Consider the following R code and output:
row1 = c(0,23,0,0)
row2 = c(0,1797,0,0)
data.table = rbind(row1, row2)
chisq.test(data.table)
Pearson's Chi-squared test
data: data.table
X-squared = NaN, df = 3, p-value = NA
Now consider the same in Python:
import scipy.stats
scipy.stats.chi2_contingency([[0,23,0,0], [0,1797,0,0]])
Traceback (most recent call last):
File "<stdin>", line 1, in <module>
File "/usr/lib/python2.7/dist-packages/scipy/stats/contingency.py", line 236, in
chi2_contingency
"frequencies has a zero element at %s." % zeropos)
ValueError: The internally computed table of expected frequencies has a zero element at [0, 0, 0, 1, 1, 1].
Is this expected behaviour? Should I just trap for the error in Python.

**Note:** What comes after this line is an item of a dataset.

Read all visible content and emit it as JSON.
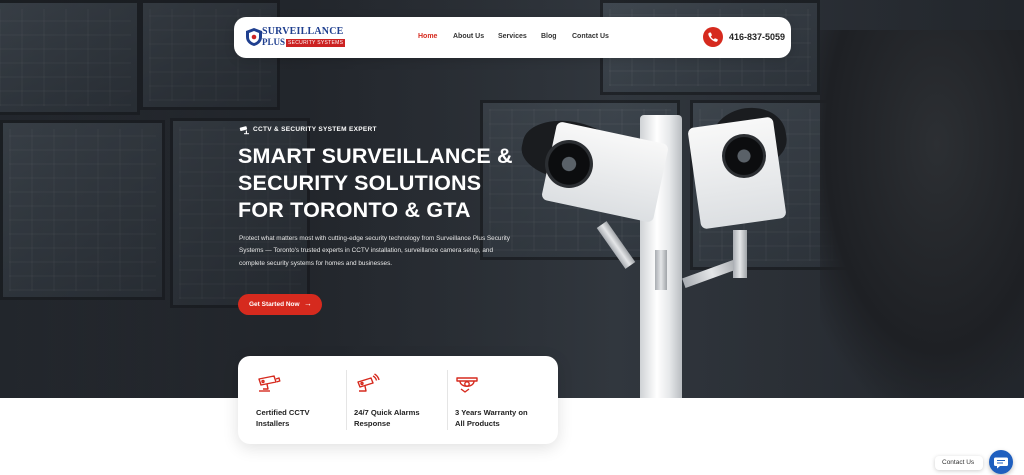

A search for the message "The internally computed table of expected frequencies has a zero element at" did not reveal anything useful.
Best Answer
They're both errors but in R it just reported NaN.
The reason they are errors likely has to do with divide by 0 issues. You must have some kind of count in each cell, typically at least 4-7 is preferred. See any online article on the assumptions and requirements of a chi-square test. It tests independence but it can't do so with no data in either cell in a 2 by X design.
If the problem is just that python will exit then, by all means, trap the error.